What is neuronal aging? Aging can be defined as a condition where stressors are not counteracted by protective functions leading to a dysregulation in development. In the neuroscience world, it is characterized by losses in neuronal function accompanied by behavioral declines (decreases in motor and cognitive performance) in both humans and animals.
The Spanish surrealist cinematographer,
Luis Buńuel, wrote:
"Memory does indeed make us who we
are. But it is important to remember that memory is more than just what we can
consciously recall . . . In order to be yourself, you have to remember who you
are. Keep in mind though that the memories involved are distributed across many
brain systems, and are not always or even mostly available to you consciously."

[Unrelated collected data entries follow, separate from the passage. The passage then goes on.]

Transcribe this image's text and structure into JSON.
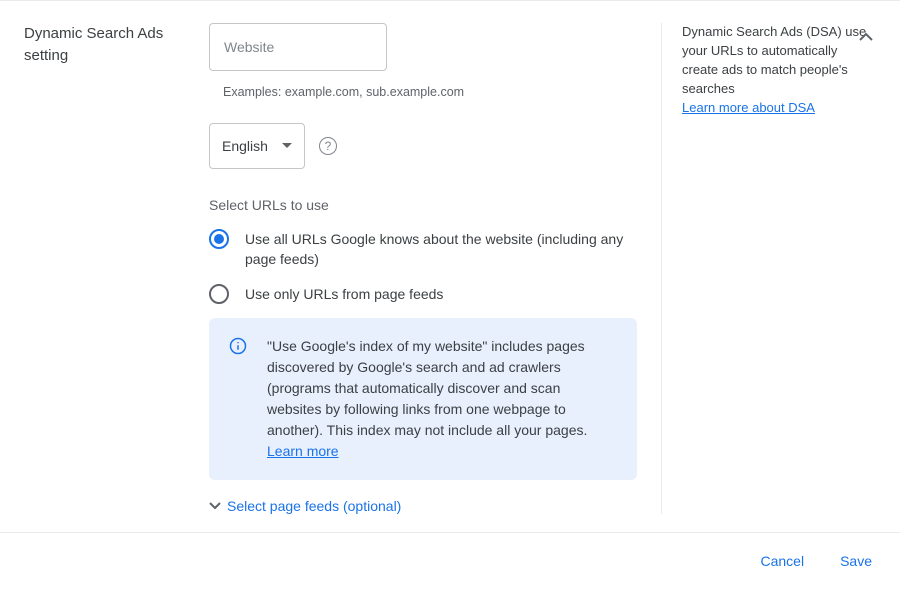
{
  "section_title": "Dynamic Search Ads setting",
  "website": {
    "placeholder": "Website",
    "helper": "Examples: example.com, sub.example.com"
  },
  "language": {
    "selected": "English"
  },
  "urls": {
    "label": "Select URLs to use",
    "options": [
      "Use all URLs Google knows about the website (including any page feeds)",
      "Use only URLs from page feeds"
    ]
  },
  "info": {
    "text": "\"Use Google's index of my website\" includes pages discovered by Google's search and ad crawlers (programs that automatically discover and scan websites by following links from one webpage to another). This index may not include all your pages.",
    "link_label": "Learn more"
  },
  "expand_label": "Select page feeds (optional)",
  "side": {
    "text": "Dynamic Search Ads (DSA) use your URLs to automatically create ads to match people's searches",
    "link_label": "Learn more about DSA"
  },
  "footer": {
    "cancel": "Cancel",
    "save": "Save"
  }
}
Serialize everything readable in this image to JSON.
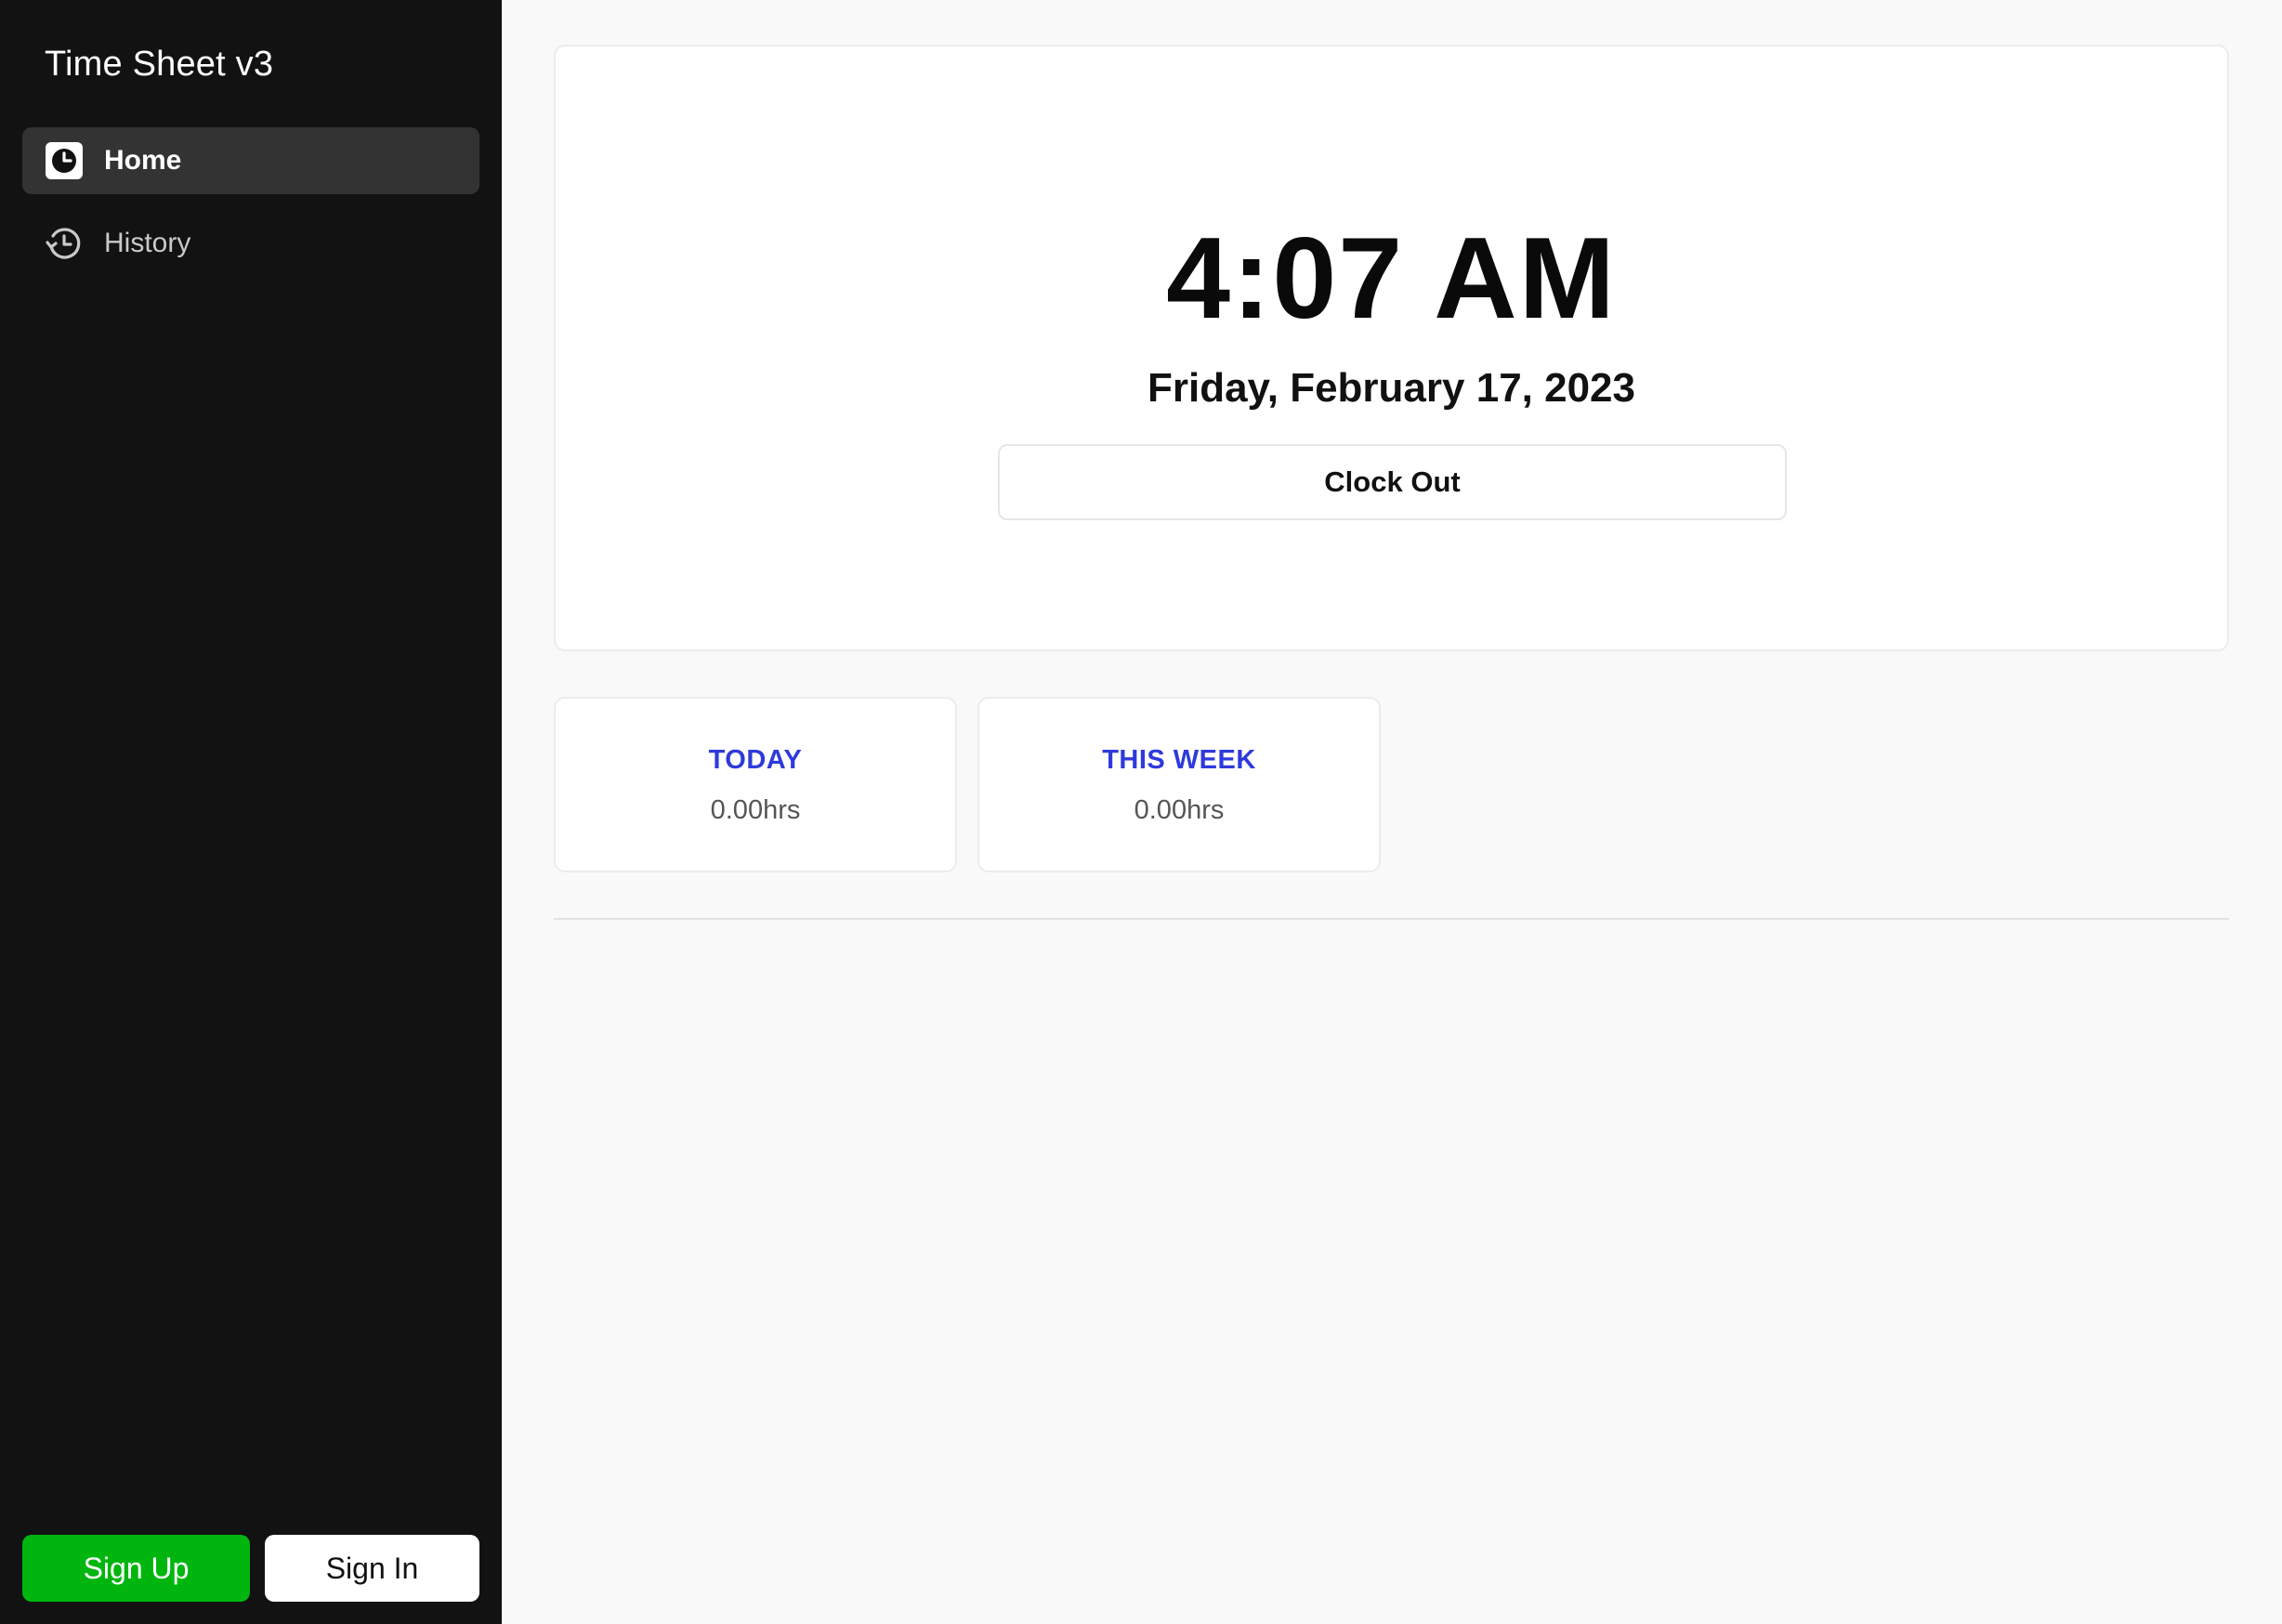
{
  "sidebar": {
    "title": "Time Sheet v3",
    "items": [
      {
        "label": "Home",
        "icon": "clock-icon",
        "active": true
      },
      {
        "label": "History",
        "icon": "history-icon",
        "active": false
      }
    ],
    "sign_up_label": "Sign Up",
    "sign_in_label": "Sign In"
  },
  "clock": {
    "time": "4:07 AM",
    "date": "Friday, February 17, 2023",
    "button_label": "Clock Out"
  },
  "stats": [
    {
      "label": "TODAY",
      "value": "0.00hrs"
    },
    {
      "label": "THIS WEEK",
      "value": "0.00hrs"
    }
  ],
  "colors": {
    "sidebar_bg": "#121212",
    "active_item_bg": "#333333",
    "sign_up_green": "#00b60e",
    "stat_label_blue": "#2e3adb",
    "main_bg": "#f9f9f9"
  }
}
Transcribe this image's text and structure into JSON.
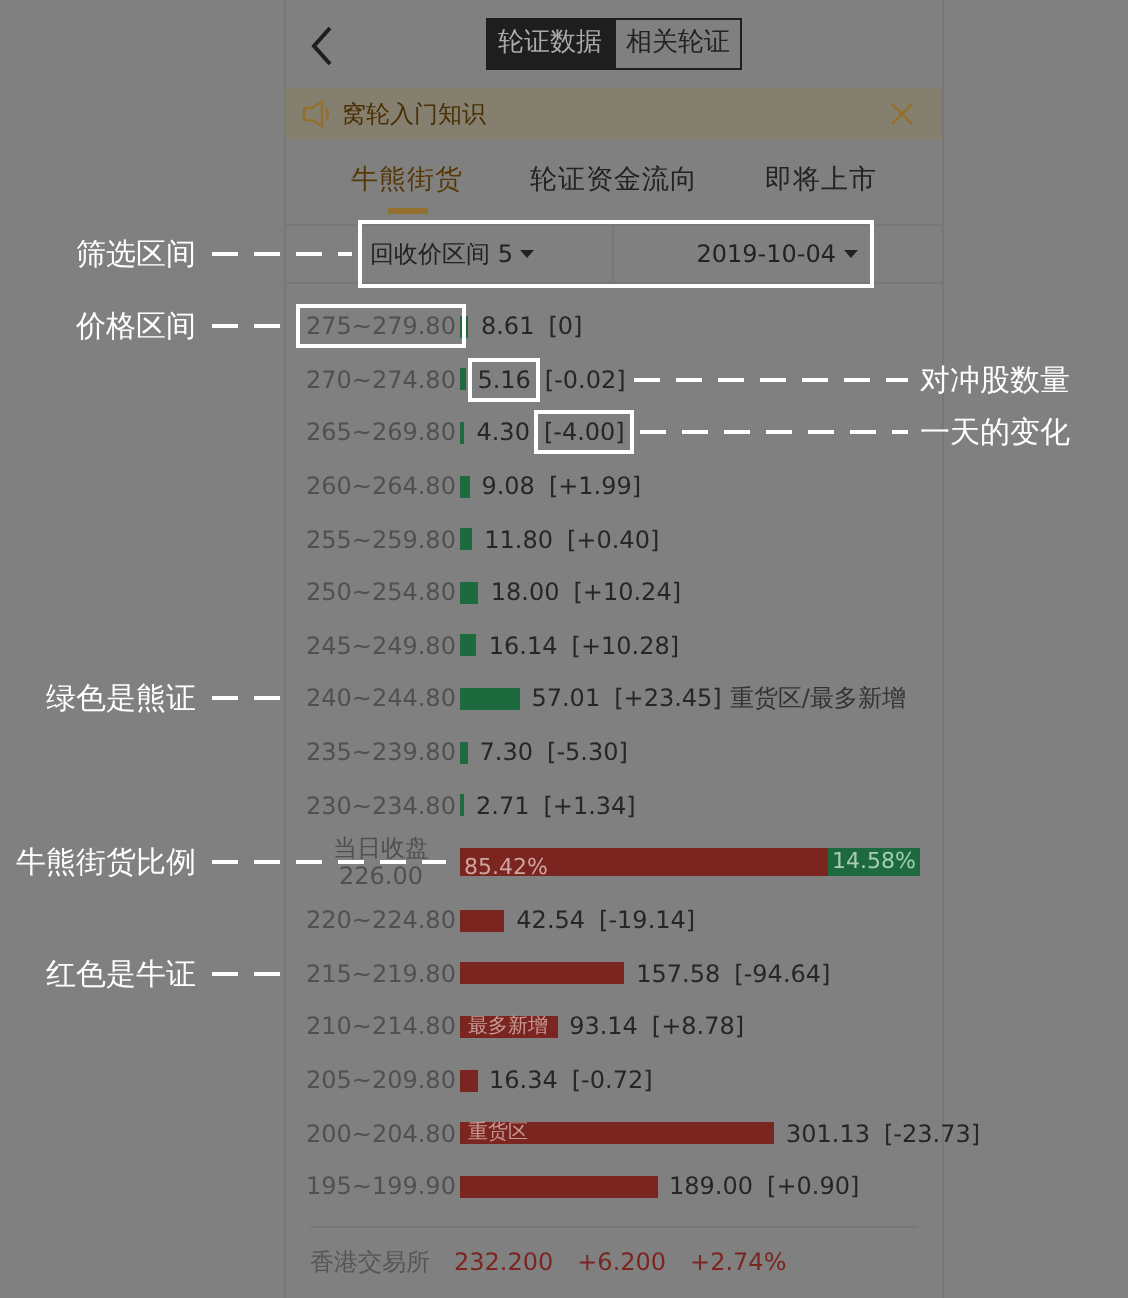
{
  "header": {
    "segments": [
      {
        "label": "轮证数据",
        "selected": true
      },
      {
        "label": "相关轮证",
        "selected": false
      }
    ]
  },
  "notice": {
    "text": "窝轮入门知识"
  },
  "tabs": [
    {
      "label": "牛熊街货",
      "selected": true
    },
    {
      "label": "轮证资金流向",
      "selected": false
    },
    {
      "label": "即将上市",
      "selected": false
    }
  ],
  "filter": {
    "range": "回收价区间 5",
    "date": "2019-10-04",
    "note": "筛选区间"
  },
  "rows": [
    {
      "kind": "bear",
      "range": "275~279.80",
      "value": "8.61",
      "change": "[0]",
      "note_range": "价格区间"
    },
    {
      "kind": "bear",
      "range": "270~274.80",
      "value": "5.16",
      "change": "[-0.02]",
      "note_value": "对冲股数量"
    },
    {
      "kind": "bear",
      "range": "265~269.80",
      "value": "4.30",
      "change": "[-4.00]",
      "note_change": "一天的变化"
    },
    {
      "kind": "bear",
      "range": "260~264.80",
      "value": "9.08",
      "change": "[+1.99]"
    },
    {
      "kind": "bear",
      "range": "255~259.80",
      "value": "11.80",
      "change": "[+0.40]"
    },
    {
      "kind": "bear",
      "range": "250~254.80",
      "value": "18.00",
      "change": "[+10.24]"
    },
    {
      "kind": "bear",
      "range": "245~249.80",
      "value": "16.14",
      "change": "[+10.28]"
    },
    {
      "kind": "bear",
      "range": "240~244.80",
      "value": "57.01",
      "change": "[+23.45]",
      "tag": "重货区/最多新增",
      "note_bar": "绿色是熊证"
    },
    {
      "kind": "bear",
      "range": "235~239.80",
      "value": "7.30",
      "change": "[-5.30]"
    },
    {
      "kind": "bear",
      "range": "230~234.80",
      "value": "2.71",
      "change": "[+1.34]"
    },
    {
      "kind": "ratio",
      "close_label": "当日收盘",
      "close_price": "226.00",
      "level": 0.8542,
      "bull_text": "85.42%",
      "bear_text": "14.58%",
      "note_bar": "牛熊街货比例"
    },
    {
      "kind": "bull",
      "range": "220~224.80",
      "value": "42.54",
      "change": "[-19.14]"
    },
    {
      "kind": "bull",
      "range": "215~219.80",
      "value": "157.58",
      "change": "[-94.64]",
      "note_bar": "红色是牛证"
    },
    {
      "kind": "bull",
      "range": "210~214.80",
      "value": "93.14",
      "change": "[+8.78]",
      "tag": "最多新增"
    },
    {
      "kind": "bull",
      "range": "205~209.80",
      "value": "16.34",
      "change": "[-0.72]"
    },
    {
      "kind": "bull",
      "range": "200~204.80",
      "value": "301.13",
      "change": "[-23.73]",
      "tag": "重货区"
    },
    {
      "kind": "bull",
      "range": "195~199.90",
      "value": "189.00",
      "change": "[+0.90]"
    }
  ],
  "footer": {
    "exchange": "香港交易所",
    "price": "232.200",
    "change": "+6.200",
    "percent": "+2.74%"
  }
}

Uncontrolled oxidation of fatty acids in the brain is believed to be a causative factor in the development of sensory and cognitive defects in old age. It has been shown that dietary fat modifies learning behavior, and by implication, the functioning of the central nervous system (CNS). The experiments studied variations in the amount, or degree of unsaturation of dietary fat and factors (vitamin E) that can modify lipid peroxidation rates. The findings were significant in showing that learning discrimination was severely impaired and the number of errors increased both with an increase in the amount of dietary fat, and increase in unsaturation of the dietary fat. The amount, or degree of unsaturation did not have a significant effect on mortality. However, it was noted that mortality rates were somewhat higher for the higher percent groups [Harman 1976].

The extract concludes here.